A lot of wrapping choices depend on what you are using to cook with. Personally I don't wrap anything on my Big Joe. I much prefer the flavor and bark from cooking unwrapped. I do wrap some things on my Timberline, due to the pellet grills tendency to dry meat a little more than I like. When using a stick burner, gas, or Weber style charcoal grill, then I would wrap meats on the long cooks. Kamado type grills retain so much moisture during a cook that I never have any fear of something coming out dry.
 
Smoke into meat supposedly stops around the 150° mark. Don't wrap too early or it defeats the smoke flavor.

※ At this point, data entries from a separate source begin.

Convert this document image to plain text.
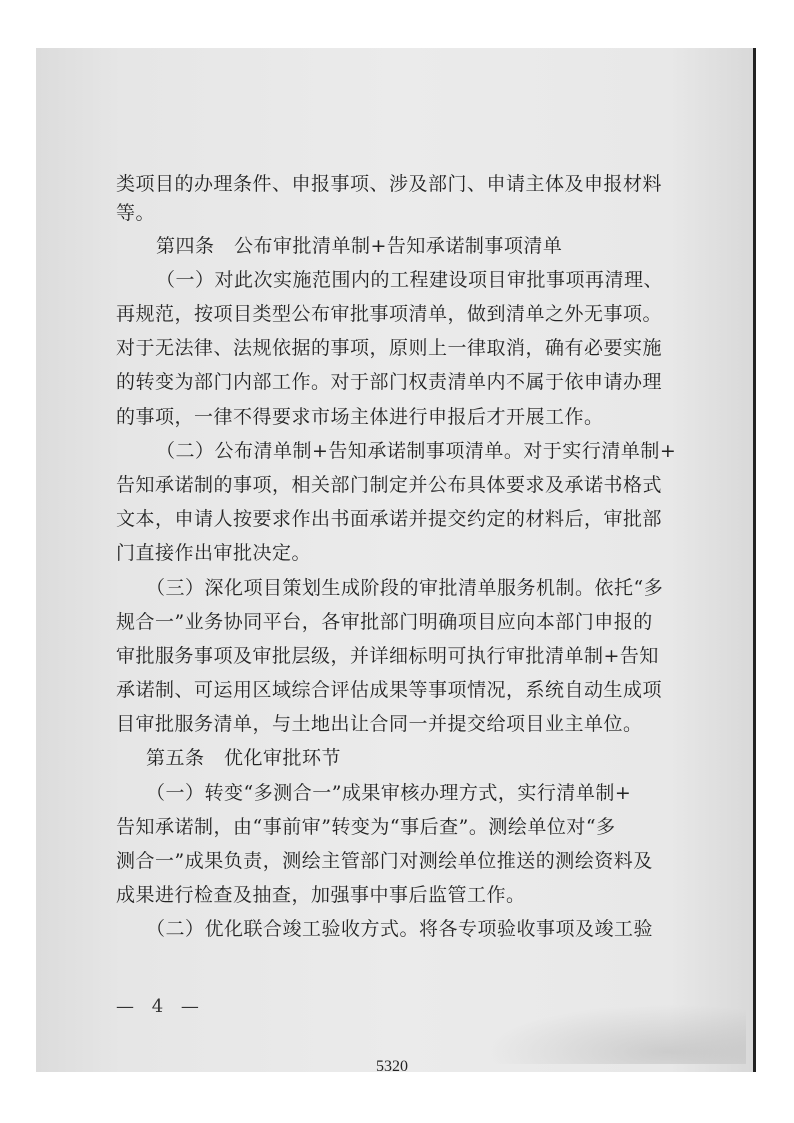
类项目的办理条件、申报事项、涉及部门、申请主体及申报材料
等。
第四条　公布审批清单制+告知承诺制事项清单
（一）对此次实施范围内的工程建设项目审批事项再清理、
再规范，按项目类型公布审批事项清单，做到清单之外无事项。
对于无法律、法规依据的事项，原则上一律取消，确有必要实施
的转变为部门内部工作。对于部门权责清单内不属于依申请办理
的事项，一律不得要求市场主体进行申报后才开展工作。
（二）公布清单制+告知承诺制事项清单。对于实行清单制+
告知承诺制的事项，相关部门制定并公布具体要求及承诺书格式
文本，申请人按要求作出书面承诺并提交约定的材料后，审批部
门直接作出审批决定。
（三）深化项目策划生成阶段的审批清单服务机制。依托“多
规合一”业务协同平台，各审批部门明确项目应向本部门申报的
审批服务事项及审批层级，并详细标明可执行审批清单制+告知
承诺制、可运用区域综合评估成果等事项情况，系统自动生成项
目审批服务清单，与土地出让合同一并提交给项目业主单位。
第五条　优化审批环节
（一）转变“多测合一”成果审核办理方式，实行清单制+
告知承诺制，由“事前审”转变为“事后查”。测绘单位对“多
测合一”成果负责，测绘主管部门对测绘单位推送的测绘资料及
成果进行检查及抽查，加强事中事后监管工作。
（二）优化联合竣工验收方式。将各专项验收事项及竣工验
— 4 —
5320
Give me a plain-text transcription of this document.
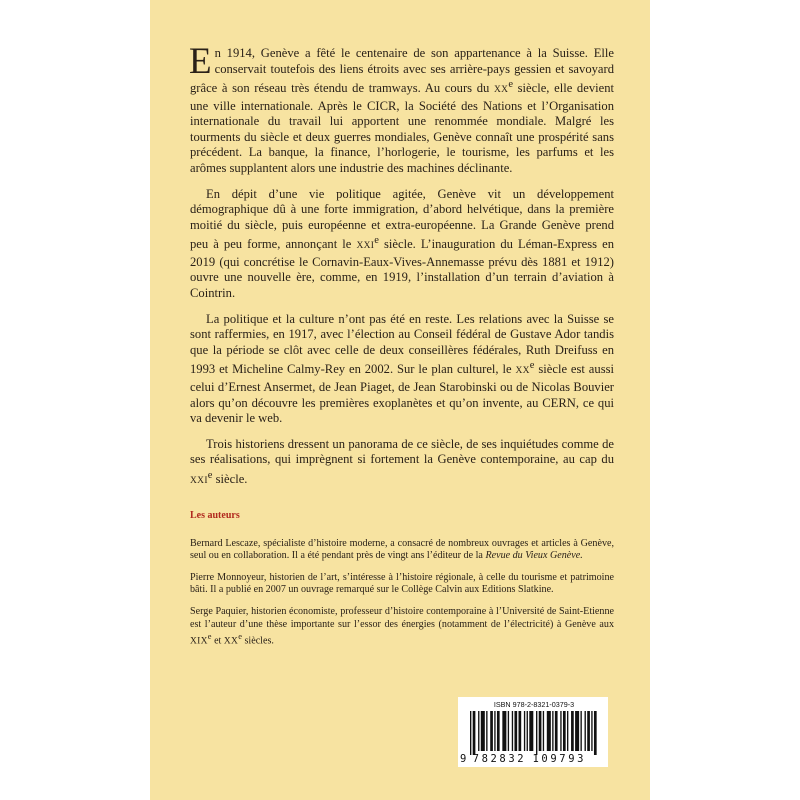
En 1914, Genève a fêté le centenaire de son appartenance à la Suisse. Elle conservait toutefois des liens étroits avec ses arrière-pays gessien et savoyard grâce à son réseau très étendu de tramways. Au cours du XXe siècle, elle devient une ville internationale. Après le CICR, la Société des Nations et l’Organisation internationale du travail lui apportent une renommée mondiale. Malgré les tourments du siècle et deux guerres mondiales, Genève connaît une prospérité sans précédent. La banque, la finance, l’horlogerie, le tourisme, les parfums et les arômes supplantent alors une industrie des machines déclinante.

En dépit d’une vie politique agitée, Genève vit un développement démographique dû à une forte immigration, d’abord helvétique, dans la première moitié du siècle, puis européenne et extra-européenne. La Grande Genève prend peu à peu forme, annonçant le XXIe siècle. L’inauguration du Léman-Express en 2019 (qui concrétise le Cornavin-Eaux-Vives-Annemasse prévu dès 1881 et 1912) ouvre une nouvelle ère, comme, en 1919, l’installation d’un terrain d’aviation à Cointrin.

La politique et la culture n’ont pas été en reste. Les relations avec la Suisse se sont raffermies, en 1917, avec l’élection au Conseil fédéral de Gustave Ador tandis que la période se clôt avec celle de deux conseillères fédérales, Ruth Dreifuss en 1993 et Micheline Calmy-Rey en 2002. Sur le plan culturel, le XXe siècle est aussi celui d’Ernest Ansermet, de Jean Piaget, de Jean Starobinski ou de Nicolas Bouvier alors qu’on découvre les premières exoplanètes et qu’on invente, au CERN, ce qui va devenir le web.

Trois historiens dressent un panorama de ce siècle, de ses inquiétudes comme de ses réalisations, qui imprègnent si fortement la Genève contemporaine, au cap du XXIe siècle.

Les auteurs

Bernard Lescaze, spécialiste d’histoire moderne, a consacré de nombreux ouvrages et articles à Genève, seul ou en collaboration. Il a été pendant près de vingt ans l’éditeur de la Revue du Vieux Genève.

Pierre Monnoyeur, historien de l’art, s’intéresse à l’histoire régionale, à celle du tourisme et patrimoine bâti. Il a publié en 2007 un ouvrage remarqué sur le Collège Calvin aux Editions Slatkine.

Serge Paquier, historien économiste, professeur d’histoire contemporaine à l’Université de Saint-Etienne est l’auteur d’une thèse importante sur l’essor des énergies (notamment de l’électricité) à Genève aux XIXe et XXe siècles.

ISBN 978-2-8321-0379-3
9 782832 109793
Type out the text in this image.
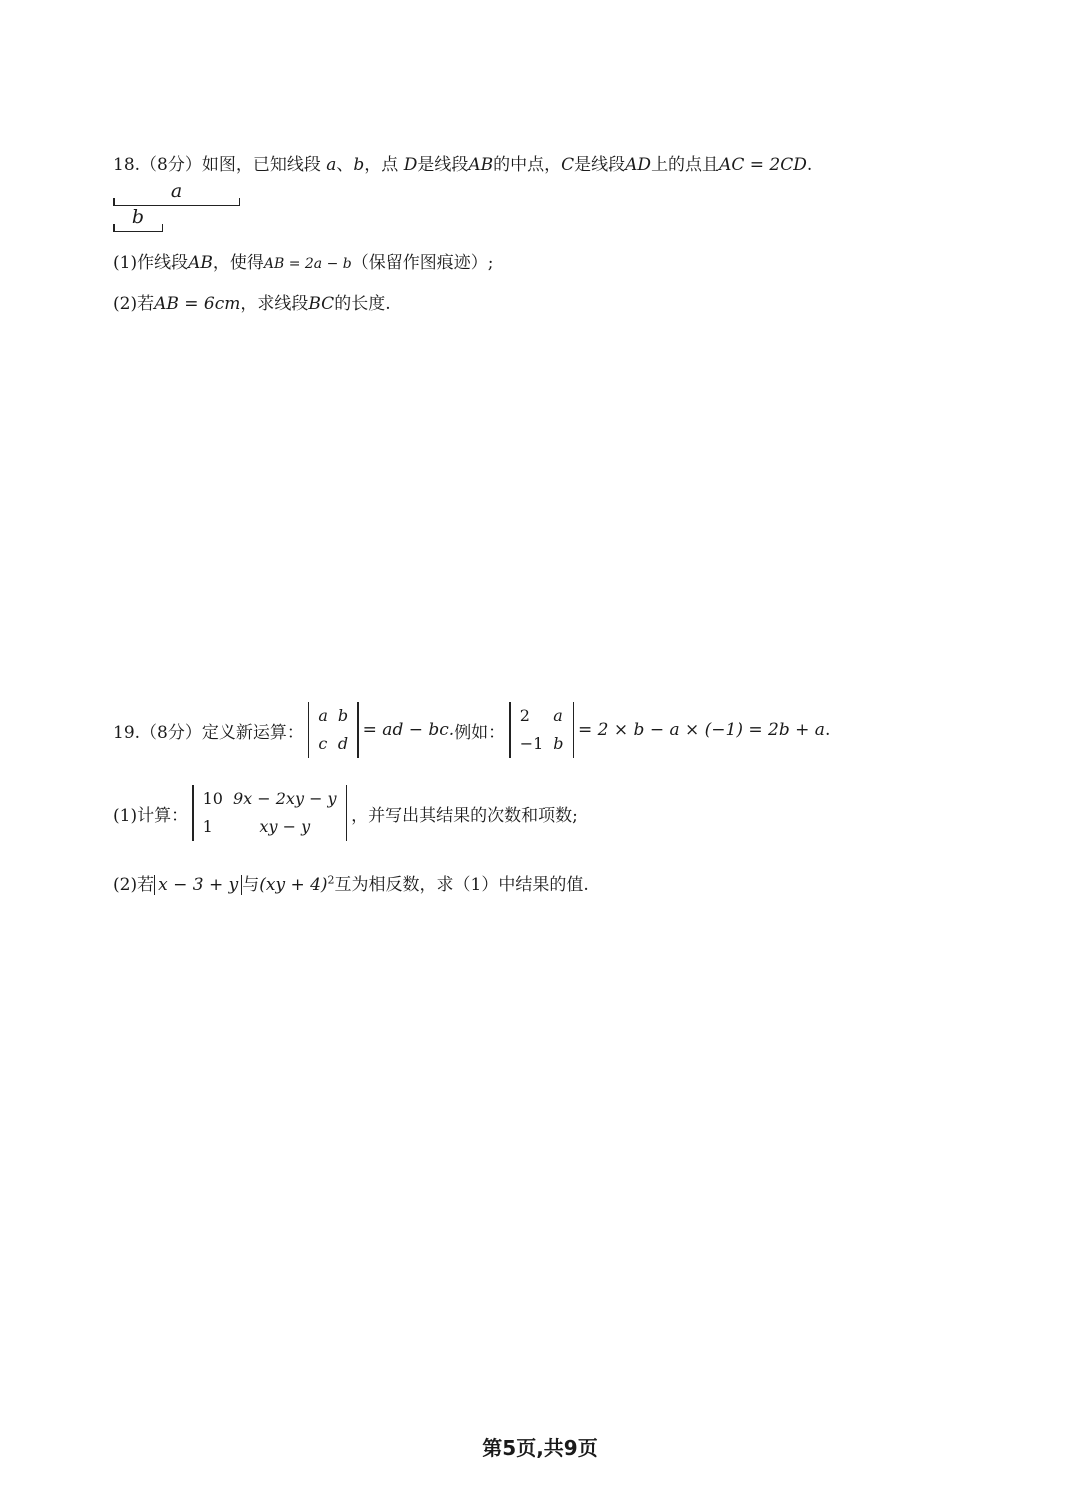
18.（8分）如图，已知线段 a、b，点 D是线段AB的中点，C是线段AD上的点且AC = 2CD.
a
b
(1)作线段AB，使得AB = 2a − b（保留作图痕迹）;
(2)若AB = 6cm，求线段BC的长度.
19.（8分）定义新运算：
a	b
c	d
= ad − bc. 例如：
2	a
−1	b
= 2 × b − a × (−1) = 2b + a .
(1)计算：
10	9x − 2xy − y
1	xy − y
，并写出其结果的次数和项数;
(2)若 x − 3 + y 与(xy + 4)$^2$互为相反数，求（1）中结果的值.
第5页,共9页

The way I see this is around the 150-160 mark the meat starts to sweat or stall because of evaporation. At around 150 the myoglobin changes color to grey, this is irreversible. So the pink ring penetration stops at around 150-160* but I agree, the smoke flavor continues to build.
 
There was a mention of using a "foil boat" method for brisket. Is anyone doing this? I have seen some videos from this guy from "Chuds BBQ" that I stumbled upon. His brisket looks great, and he uses that method in an offset smoker.

I have been doing the butcher paper wrap but am open to new ideas. This is totally going against the over thinking I have been trying to avoid lol. I wasn't looking for any new wrapping method, I just saw a YouTube video linked on a Facebook group and watched it.

Like Michael Corleone, they pulled me back in!
 
I have been finishing my briskets overnight in the oven. I guess with a water pan in there, not wrapping would be fine, but it does really hold in a lot of the juices.